The paper tackles the problem of long-horizon offline reinforcement learning by introducing Planning Tokens to reduce compounding error in auto-regressive models, achieving state-of-the-art performance on complex D4RL environments.
Supervised learning approaches to offline reinforcement learning, particularly those utilizing the Decision Transformer, have shown effectiveness in continuous environments and for sparse rewards. However, they often struggle with long-horizon tasks due to the high compounding error of auto-regressive models. To overcome this limitation, we go beyond next-token prediction and introduce Planning Tokens, which contain high-level, long time-scale information about the agent's future.

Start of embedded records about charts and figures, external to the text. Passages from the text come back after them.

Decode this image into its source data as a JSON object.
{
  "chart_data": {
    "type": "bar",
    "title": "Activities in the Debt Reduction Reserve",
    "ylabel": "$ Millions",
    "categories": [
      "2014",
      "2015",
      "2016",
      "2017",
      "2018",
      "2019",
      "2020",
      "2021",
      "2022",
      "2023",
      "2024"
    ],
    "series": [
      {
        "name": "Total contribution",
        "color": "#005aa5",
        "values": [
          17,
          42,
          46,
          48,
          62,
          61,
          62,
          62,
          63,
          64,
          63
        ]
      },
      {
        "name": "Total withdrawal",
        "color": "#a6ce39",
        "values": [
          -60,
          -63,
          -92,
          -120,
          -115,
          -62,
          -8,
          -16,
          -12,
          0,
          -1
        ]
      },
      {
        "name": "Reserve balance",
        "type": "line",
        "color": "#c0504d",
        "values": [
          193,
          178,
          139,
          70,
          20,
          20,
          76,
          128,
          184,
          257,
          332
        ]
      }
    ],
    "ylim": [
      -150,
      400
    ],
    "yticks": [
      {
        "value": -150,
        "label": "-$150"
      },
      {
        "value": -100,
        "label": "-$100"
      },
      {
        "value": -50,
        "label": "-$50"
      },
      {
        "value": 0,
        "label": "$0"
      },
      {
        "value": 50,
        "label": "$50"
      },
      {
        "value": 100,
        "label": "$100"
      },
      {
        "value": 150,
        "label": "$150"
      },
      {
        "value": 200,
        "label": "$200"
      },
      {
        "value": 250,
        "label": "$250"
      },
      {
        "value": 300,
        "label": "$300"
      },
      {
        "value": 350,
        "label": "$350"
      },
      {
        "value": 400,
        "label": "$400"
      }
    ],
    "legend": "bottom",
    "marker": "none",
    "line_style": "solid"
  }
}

Predicting dual time-scale tokens at regular intervals enables our model to use these long-horizon Planning Tokens as a form of implicit planning to guide its low-level policy and reduce compounding error. This architectural modification significantly enhances performance on long-horizon tasks, establishing a new state-of-the-art in complex D4RL environments. Additionally, we demonstrate that Planning Tokens improve the interpretability of the model's policy through the interpretable plan visualisations and attention map.